人を育てる? 「メディア社会を生きる力 × 映像」

「小学生」が「学校の授業」で「映画をつくる」と聞き、見学させていただいたときのこと
真剣な目でカメラを扱う子どもたちの姿がとても印象的でした。
生まれ育った川崎を映像で盛り上げたい!
そんな寺川小百合さんに、メディア社会を生きる力を身につけるための
『映像制作授業』についてお話をうかがいました!

はじめまして!「映像のまち・かわさき」推進フォーラム 事務局の寺川小百合です。
川崎生まれ川崎育ちの私は、地元・川崎を映像で盛り上げる仕事をしています。
自分の生まれた街を盛り上げるという仕事ができていることはとても幸せなことだと感じています。

私の勤める「映像のまち・かわさき」推進フォーラム(以下、フォーラム)は、映像制作を通じた人材育成の取組や、映像関連のイベント等を実施することで、川崎の魅力を発信し、地域を盛り上げる活動をしています。
川崎は映画館の数が多かったり、日本で唯一の映画の単科大学があったり、色々な映像制作品の撮影が市内各所で行われていたりと、実は「映像」とは深い繋がりがあります。

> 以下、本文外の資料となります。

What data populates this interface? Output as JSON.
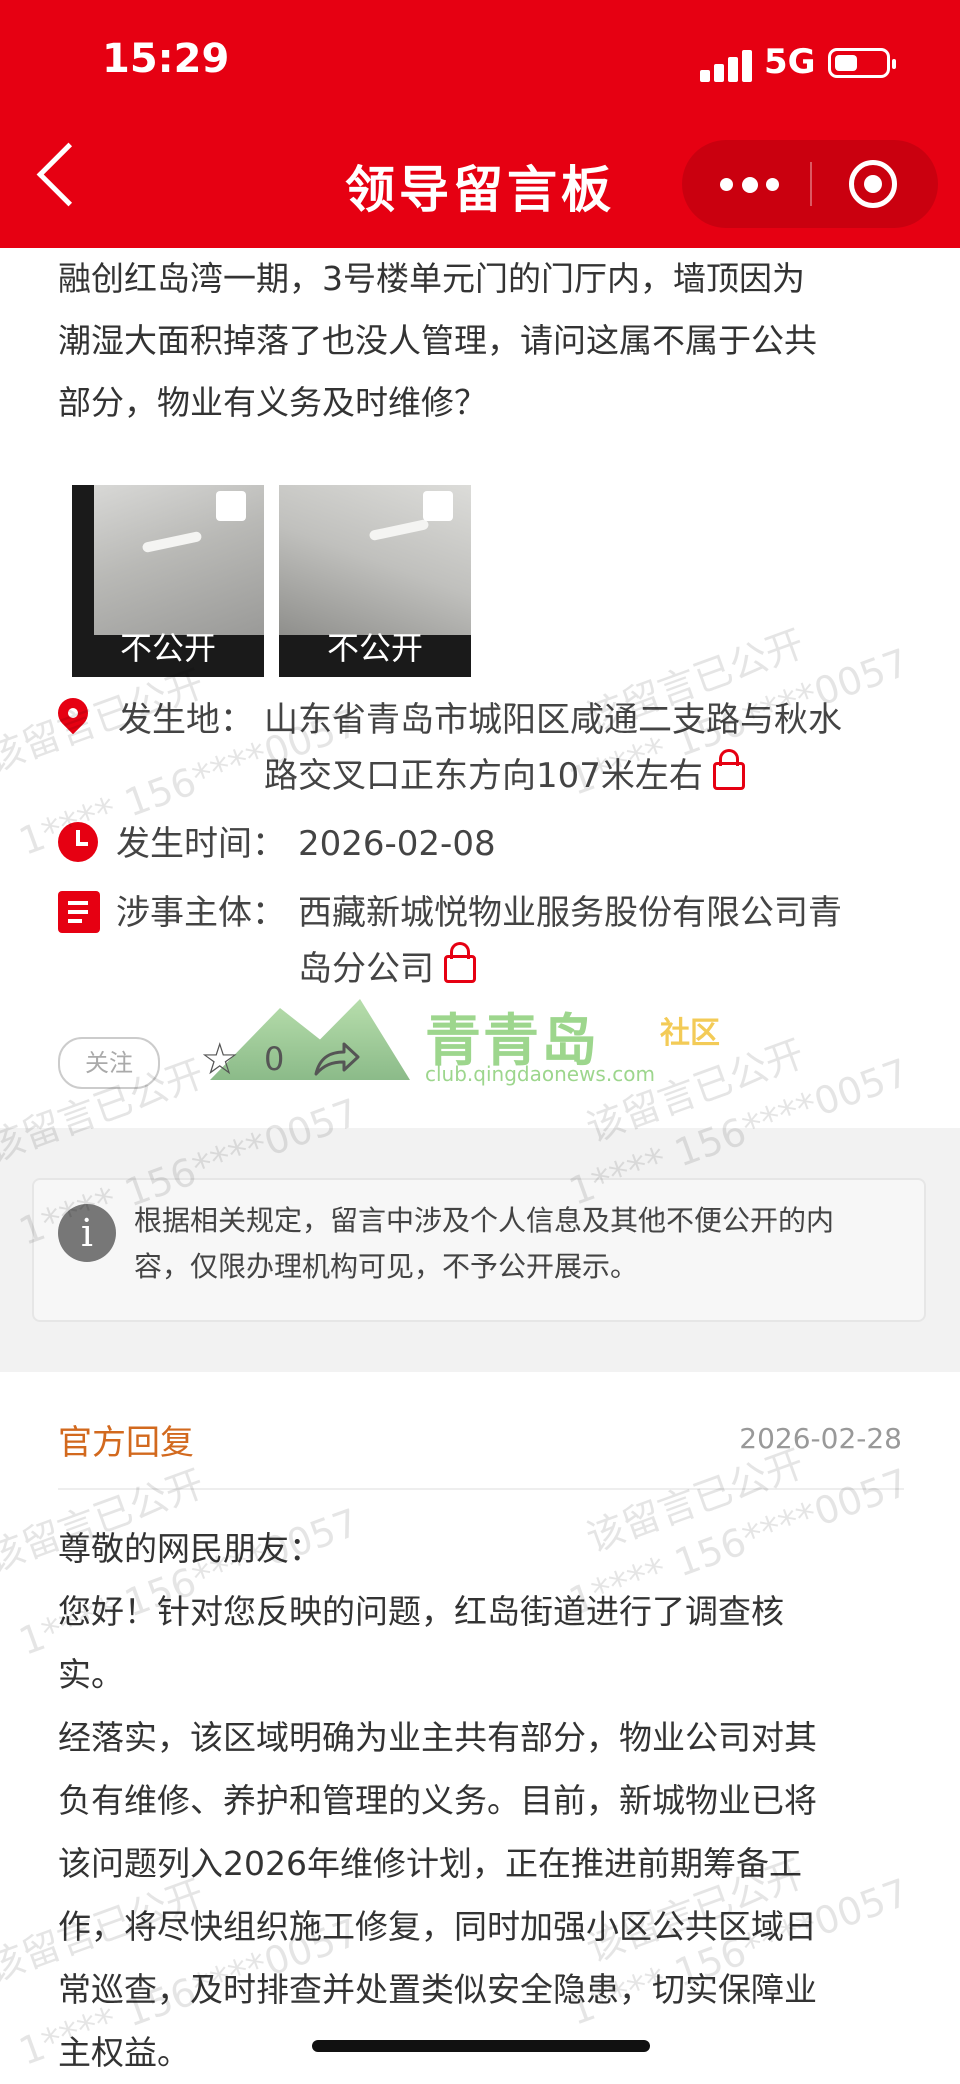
{
  "status_bar": {
    "time": "15:29",
    "network": "5G"
  },
  "nav": {
    "title": "领导留言板"
  },
  "message": {
    "lines": [
      "融创红岛湾一期，3号楼单元门的门厅内，墙顶因为",
      "潮湿大面积掉落了也没人管理，请问这属不属于公共",
      "部分，物业有义务及时维修？"
    ],
    "images": [
      {
        "tag": "不公开"
      },
      {
        "tag": "不公开"
      }
    ]
  },
  "details": {
    "location_label": "发生地：",
    "location_line1": "山东省青岛市城阳区咸通二支路与秋水",
    "location_line2": "路交叉口正东方向107米左右",
    "time_label": "发生时间：",
    "time_value": "2026-02-08",
    "subject_label": "涉事主体：",
    "subject_line1": "西藏新城悦物业服务股份有限公司青",
    "subject_line2": "岛分公司"
  },
  "actions": {
    "follow": "关注",
    "like_count": "0"
  },
  "logo": {
    "name": "青青岛",
    "sub": "社区",
    "url": "club.qingdaonews.com"
  },
  "notice": {
    "line1": "根据相关规定，留言中涉及个人信息及其他不便公开的内",
    "line2": "容，仅限办理机构可见，不予公开展示。"
  },
  "reply": {
    "title": "官方回复",
    "date": "2026-02-28",
    "lines": [
      "尊敬的网民朋友：",
      "您好！针对您反映的问题，红岛街道进行了调查核",
      "实。",
      "经落实，该区域明确为业主共有部分，物业公司对其",
      "负有维修、养护和管理的义务。目前，新城物业已将",
      "该问题列入2026年维修计划，正在推进前期筹备工",
      "作，将尽快组织施工修复，同时加强小区公共区域日",
      "常巡查，及时排查并处置类似安全隐患，切实保障业",
      "主权益。"
    ]
  },
  "watermark": {
    "text1": "该留言已公开",
    "text2": "1**** 156****0057"
  },
  "colors": {
    "brand_red": "#e60012",
    "reply_title": "#d2691e"
  }
}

私が「映像のまち・かわさき」に携わって初めての仕事は、川崎大師の商店街に3年間限定でオープンした「映像のまち・かわさき」のアンテナショップ、「かわさき大師 映まちキネマハウス(以下、キネマハウス)」の運営でした。
映像に関連した展示や、商店街活性化のイベントを町の人と一緒に企画をしたり。と、非常に楽しかったです。
残念ながらキネマハウスが閉館になってからは、川崎市の「ロケ誘致事業」の電話窓口担当を経て、フォーラムの事務局担当になりました。

フォーラムには3つの柱があります。
今回はその中から「人材育成」をご紹介したいと思います。
「人材育成」では、学校の授業の中で映像をつくり、映像を見て理解する力や、コミュニケーション力などを育む「映像制作授業」を支援しています。

「小学校映像制作授業」が始まったのは2007年。
現在は、川中島小学校では、自分たちで台本を考えたオリジナル映画の制作。
京町小学校・東門前小学校ではもう少し短めの学校紹介等の作品を作っています。
この3校にはプロの映画監督である土持幸三監督が講師に。
キネマハウスを拠点に活動していたシニアの映像サークル、「かわさきキネマサークル」がサポートボランティアとして携わり、この授業を支えてくださっています。
私は学校と講師・ボランティアさんを繋ぐ役目をしています。

映像の基礎講座・・・わかりやすい映像とは何か?の講義、何を作るかの企画、絵コンテ制作です。
講師の土持監督は、最初の授業で必ず駅の『引き』の写真を見せます。
そして「この場所がわかる人いますか?」とこどもたちに問います。
こどもたちは口々に駅名を言いますが、正解は出ません。
次に駅の『アップ』の写真を見せます。
すると、そこには駅の名前が書いてある看板が出ていて、こどもたちは正解を言います。
でも、監督は引きの写真でもどこの写真かわかると言います。
それは、監督が住んでいる駅だからです。

「僕は毎日通っているからすぐわかるけど、君たちは行ったことがないからわからない。
だから、映像を作るときはみんなわかるだろうと思って作っちゃダメなんだ。
みんなの作品を見る人の中には、この学校のことを全然知らない人もいるかもしれない。
その人にもここがどこかがわかるように、アップとルーズ(引き)の映像を両方撮って、交互に見せることがわかりやすい映像を作ることなんだよ。」
このことを聞いたこどもたちはちゃんとアップとルーズを撮るようになり、作品のクオリティがグンと上がりました。
皆様も映像を撮る際には是非試してみてください!

カメラ操作を学び、こどもたちは各班に分かれて、ビデオカメラや三脚を持って教室を飛び出します!
一見簡単そうに見えますが、グループで1つの作品を作るのは意外と大変です。
カメラの使い方が難しい・・・という技術的なところではなく、チームワークがとても大事。
班員全員が同じ方向を向き、同じゴールを見ていないと時間内には終わりません。
つまりは、よい作品には仕上がらないのです。
こどもたちは直感的にそれを感じ、楽しみながらも、自然とお互いの意見をすり合わせて、時間内に進めていくことを覚えていきます。
そういった成長を感じられるところが、この取り組みが定着している証拠です。

ある学校でのエピソードですが、編集授業の際に“撮影した映像が足りない!”という緊急事態が起こった時、普段の学習ではあまり発言をしない子が、「あの時こんな映像を撮ったから、それを使えば大丈夫!」と積極的に発言したそうです。
それを見た担任の先生が「学校の授業では引き出せないものが引き出せた」と、とても驚いていました。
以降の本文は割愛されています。